Future research building upon these insights might explore additional sensory and informational cues that could mitigate contamination fears, such as realtime water quality displays, public demonstrations of maintenance procedures, or interactive engagement from local health authorities. Moreover, investigating cultural and regional variations in contamination aversion could provide a global framework for designing universally acceptable public hydration infrastructures. Such interdisciplinary and cross-cultural inquiries will be crucial as urban populations worldwide confront the escalating consequences of climate change.
The deliberate integration of psychological safety signals into the design and communication of public water infrastructure may very well serve as a key innovation in public health promotion. Beyond hydration, these principles could extend into other shared urban resources requiring routine human engagement where contamination aversion is a limiting factor. The study thus opens pathways for reimagining how cities can fuse technical infrastructure with behavioral science to cultivate healthier, more resilient communities amidst complex environmental challenges.
In sum, the research conducted in Germany demonstrates that while physical adaptation to rising heat through installing drinking fountains is critical, ensuring their use depends heavily on addressing the invisible psychological barriers rooted in contamination fears. Signage that communicates safety effectively alters these barriers by reducing social dependencies and encouraging independent use. This emphasizes a crucial interdisciplinary insight: successful public health infrastructure must account for human psychological dynamics as integrally as technical design and environmental need.

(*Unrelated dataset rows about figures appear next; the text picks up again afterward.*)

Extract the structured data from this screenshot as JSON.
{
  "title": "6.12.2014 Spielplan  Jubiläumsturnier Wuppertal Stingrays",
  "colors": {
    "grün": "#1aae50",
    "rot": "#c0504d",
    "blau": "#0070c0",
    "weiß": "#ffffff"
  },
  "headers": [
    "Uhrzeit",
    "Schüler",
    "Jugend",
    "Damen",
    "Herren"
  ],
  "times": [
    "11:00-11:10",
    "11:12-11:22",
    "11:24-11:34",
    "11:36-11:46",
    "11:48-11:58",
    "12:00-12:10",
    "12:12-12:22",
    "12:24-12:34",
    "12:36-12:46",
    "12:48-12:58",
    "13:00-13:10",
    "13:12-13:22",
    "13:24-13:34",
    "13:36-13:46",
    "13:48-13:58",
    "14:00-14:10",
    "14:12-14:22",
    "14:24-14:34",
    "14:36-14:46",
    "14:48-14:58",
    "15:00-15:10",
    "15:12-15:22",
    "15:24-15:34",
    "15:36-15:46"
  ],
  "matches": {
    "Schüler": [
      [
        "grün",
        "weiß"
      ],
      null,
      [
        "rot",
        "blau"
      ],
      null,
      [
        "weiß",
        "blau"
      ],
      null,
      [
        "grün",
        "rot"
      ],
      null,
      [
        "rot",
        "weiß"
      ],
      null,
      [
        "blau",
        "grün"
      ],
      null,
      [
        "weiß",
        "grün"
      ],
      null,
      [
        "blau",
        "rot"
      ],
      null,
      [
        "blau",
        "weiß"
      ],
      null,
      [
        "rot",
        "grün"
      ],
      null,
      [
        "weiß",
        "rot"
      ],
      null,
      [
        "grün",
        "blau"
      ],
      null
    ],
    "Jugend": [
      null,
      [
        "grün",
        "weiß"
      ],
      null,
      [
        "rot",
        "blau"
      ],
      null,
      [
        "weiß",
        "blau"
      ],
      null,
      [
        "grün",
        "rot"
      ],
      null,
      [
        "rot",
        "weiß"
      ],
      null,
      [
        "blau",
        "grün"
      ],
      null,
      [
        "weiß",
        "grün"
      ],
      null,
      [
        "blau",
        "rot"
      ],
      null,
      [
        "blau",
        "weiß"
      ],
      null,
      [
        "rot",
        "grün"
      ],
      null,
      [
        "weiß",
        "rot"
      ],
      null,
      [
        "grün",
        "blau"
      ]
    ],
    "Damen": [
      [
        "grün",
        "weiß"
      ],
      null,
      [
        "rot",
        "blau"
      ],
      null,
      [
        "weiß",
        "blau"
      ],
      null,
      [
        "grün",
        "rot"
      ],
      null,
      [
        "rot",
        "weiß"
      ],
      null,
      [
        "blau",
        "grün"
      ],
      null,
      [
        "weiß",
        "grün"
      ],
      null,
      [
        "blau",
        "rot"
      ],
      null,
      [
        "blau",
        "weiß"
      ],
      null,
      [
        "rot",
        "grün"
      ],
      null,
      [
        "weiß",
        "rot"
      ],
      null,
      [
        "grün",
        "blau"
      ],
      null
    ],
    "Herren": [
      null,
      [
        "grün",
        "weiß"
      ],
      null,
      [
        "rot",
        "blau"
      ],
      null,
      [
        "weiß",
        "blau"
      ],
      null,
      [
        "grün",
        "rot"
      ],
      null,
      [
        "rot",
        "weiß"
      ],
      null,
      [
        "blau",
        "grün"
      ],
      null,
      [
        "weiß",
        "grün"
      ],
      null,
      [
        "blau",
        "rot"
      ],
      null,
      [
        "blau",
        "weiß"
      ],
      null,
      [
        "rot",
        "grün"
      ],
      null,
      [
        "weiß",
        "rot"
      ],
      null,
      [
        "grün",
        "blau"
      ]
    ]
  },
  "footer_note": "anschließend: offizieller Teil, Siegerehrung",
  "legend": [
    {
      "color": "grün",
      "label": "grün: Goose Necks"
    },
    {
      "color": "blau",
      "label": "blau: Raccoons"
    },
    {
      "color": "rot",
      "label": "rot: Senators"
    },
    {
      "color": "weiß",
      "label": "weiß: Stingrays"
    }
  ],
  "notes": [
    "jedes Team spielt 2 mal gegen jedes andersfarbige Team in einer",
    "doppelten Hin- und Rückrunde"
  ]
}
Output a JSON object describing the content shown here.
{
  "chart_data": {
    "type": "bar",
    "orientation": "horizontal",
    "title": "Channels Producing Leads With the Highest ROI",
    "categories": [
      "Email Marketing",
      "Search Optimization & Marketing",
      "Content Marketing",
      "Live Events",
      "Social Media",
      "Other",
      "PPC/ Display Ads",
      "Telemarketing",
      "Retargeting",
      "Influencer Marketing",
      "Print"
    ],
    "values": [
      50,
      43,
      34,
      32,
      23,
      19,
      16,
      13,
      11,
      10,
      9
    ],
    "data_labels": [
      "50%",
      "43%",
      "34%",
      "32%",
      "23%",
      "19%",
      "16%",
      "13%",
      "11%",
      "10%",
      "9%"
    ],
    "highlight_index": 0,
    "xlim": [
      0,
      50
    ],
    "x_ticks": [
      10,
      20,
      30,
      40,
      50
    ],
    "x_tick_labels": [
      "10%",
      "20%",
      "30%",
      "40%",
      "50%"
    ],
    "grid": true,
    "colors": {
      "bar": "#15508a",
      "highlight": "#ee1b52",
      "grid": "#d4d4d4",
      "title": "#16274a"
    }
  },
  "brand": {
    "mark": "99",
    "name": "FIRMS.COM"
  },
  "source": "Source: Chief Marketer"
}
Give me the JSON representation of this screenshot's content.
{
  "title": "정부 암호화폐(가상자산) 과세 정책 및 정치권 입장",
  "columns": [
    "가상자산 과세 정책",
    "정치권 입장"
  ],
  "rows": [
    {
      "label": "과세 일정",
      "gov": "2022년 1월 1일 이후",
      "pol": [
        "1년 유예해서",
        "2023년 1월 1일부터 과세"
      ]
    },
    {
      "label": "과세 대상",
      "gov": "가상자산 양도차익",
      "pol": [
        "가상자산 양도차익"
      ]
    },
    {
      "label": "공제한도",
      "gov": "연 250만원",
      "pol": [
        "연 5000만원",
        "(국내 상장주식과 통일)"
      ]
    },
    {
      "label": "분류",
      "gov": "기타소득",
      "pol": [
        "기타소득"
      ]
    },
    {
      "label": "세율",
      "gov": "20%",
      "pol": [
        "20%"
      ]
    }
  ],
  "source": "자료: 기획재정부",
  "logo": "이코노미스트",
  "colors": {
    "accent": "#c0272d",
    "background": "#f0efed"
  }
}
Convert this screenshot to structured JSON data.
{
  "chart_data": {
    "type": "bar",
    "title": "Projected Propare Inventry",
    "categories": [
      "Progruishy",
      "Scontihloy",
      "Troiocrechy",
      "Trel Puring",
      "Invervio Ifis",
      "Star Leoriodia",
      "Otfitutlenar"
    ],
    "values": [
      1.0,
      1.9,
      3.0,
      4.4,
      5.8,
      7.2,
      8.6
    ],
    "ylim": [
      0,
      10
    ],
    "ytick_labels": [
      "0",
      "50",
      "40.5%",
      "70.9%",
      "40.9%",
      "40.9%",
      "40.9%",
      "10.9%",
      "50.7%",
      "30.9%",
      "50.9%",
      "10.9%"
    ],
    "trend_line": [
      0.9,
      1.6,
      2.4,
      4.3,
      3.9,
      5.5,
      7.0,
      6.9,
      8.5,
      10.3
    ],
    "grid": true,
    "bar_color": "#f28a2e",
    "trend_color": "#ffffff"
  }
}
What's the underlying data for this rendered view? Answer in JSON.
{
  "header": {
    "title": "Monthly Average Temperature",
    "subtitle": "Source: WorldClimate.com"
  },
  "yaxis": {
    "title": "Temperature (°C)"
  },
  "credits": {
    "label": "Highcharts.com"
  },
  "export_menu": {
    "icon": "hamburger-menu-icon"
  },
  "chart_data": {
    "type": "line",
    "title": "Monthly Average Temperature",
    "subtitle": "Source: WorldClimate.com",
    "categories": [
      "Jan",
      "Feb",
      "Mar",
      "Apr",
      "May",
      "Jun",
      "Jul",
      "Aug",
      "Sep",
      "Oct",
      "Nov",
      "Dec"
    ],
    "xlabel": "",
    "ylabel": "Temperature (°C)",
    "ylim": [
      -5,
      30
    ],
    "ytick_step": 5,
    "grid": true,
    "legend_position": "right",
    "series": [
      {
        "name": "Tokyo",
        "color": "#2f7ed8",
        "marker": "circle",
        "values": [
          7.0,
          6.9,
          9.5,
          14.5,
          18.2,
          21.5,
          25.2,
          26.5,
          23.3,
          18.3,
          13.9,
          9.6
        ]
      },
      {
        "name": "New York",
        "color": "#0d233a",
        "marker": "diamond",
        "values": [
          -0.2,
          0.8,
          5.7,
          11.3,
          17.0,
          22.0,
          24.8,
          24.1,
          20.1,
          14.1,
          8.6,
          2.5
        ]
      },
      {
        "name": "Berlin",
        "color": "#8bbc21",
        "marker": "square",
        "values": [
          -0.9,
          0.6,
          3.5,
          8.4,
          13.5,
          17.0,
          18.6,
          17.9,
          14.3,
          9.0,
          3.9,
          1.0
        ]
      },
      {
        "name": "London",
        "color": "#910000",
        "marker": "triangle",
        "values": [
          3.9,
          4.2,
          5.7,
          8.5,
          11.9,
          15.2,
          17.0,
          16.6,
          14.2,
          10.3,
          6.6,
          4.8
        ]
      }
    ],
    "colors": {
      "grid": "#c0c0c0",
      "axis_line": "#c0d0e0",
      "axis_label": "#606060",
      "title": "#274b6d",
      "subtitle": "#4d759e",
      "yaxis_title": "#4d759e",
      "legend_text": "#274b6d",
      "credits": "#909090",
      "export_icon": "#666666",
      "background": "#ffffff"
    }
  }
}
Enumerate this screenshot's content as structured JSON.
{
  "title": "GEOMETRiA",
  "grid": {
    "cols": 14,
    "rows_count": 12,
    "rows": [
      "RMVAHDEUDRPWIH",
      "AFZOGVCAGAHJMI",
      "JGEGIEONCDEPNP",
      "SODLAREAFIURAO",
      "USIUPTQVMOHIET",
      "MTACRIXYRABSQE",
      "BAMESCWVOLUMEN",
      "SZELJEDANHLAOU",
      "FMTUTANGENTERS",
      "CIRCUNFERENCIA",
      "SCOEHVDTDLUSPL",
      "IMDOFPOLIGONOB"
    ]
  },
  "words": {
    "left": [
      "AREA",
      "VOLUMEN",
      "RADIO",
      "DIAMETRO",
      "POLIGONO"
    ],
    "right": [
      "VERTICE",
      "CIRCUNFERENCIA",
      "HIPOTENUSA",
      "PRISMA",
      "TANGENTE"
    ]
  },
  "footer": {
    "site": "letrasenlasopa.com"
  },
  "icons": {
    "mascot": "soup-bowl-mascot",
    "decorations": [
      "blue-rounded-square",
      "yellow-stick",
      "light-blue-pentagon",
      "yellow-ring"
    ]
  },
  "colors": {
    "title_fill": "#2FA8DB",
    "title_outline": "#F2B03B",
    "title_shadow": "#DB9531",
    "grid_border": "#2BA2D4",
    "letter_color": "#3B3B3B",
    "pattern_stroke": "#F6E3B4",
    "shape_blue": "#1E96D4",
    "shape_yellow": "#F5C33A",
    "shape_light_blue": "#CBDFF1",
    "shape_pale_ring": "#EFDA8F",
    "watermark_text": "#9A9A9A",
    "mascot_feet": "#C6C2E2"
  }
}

As urban planners and public health professionals digest these findings, the message is clear—hydration solutions are only as effective as the confidence and comfort they instill in their users. Harnessing behavioral science to complement engineering and infrastructure investments offers a promising avenue toward reducing heat-related morbidity and mortality worldwide. Ensuring widespread and consistent use of public drinking fountains will require ongoing attention to both the tangible and intangible factors influencing human behavior in the urban ecosystem.
This pioneering research not only charts a new understanding of contamination aversion in public infrastructure use but also demonstrates an actionable path forward. By embedding reassurance, clarity, and evidence of safety within the physical environment, cities can promote healthier, more consistent hydration habits. Such integration of psychological mechanisms with infrastructural interventions should become a standard consideration in urban resilience strategies as climate and health landscapes evolve.
Subject of Research: Psychological barriers to public drinking fountain use and strategies to mitigate contamination aversion in urban water infrastructure during heat stress.
Article Title: Understanding and addressing contamination aversion in the use of drinking fountains.
Article References:
Bruckmann, R.W., Sprengholz, P. Understanding and addressing contamination aversion in the use of drinking fountains.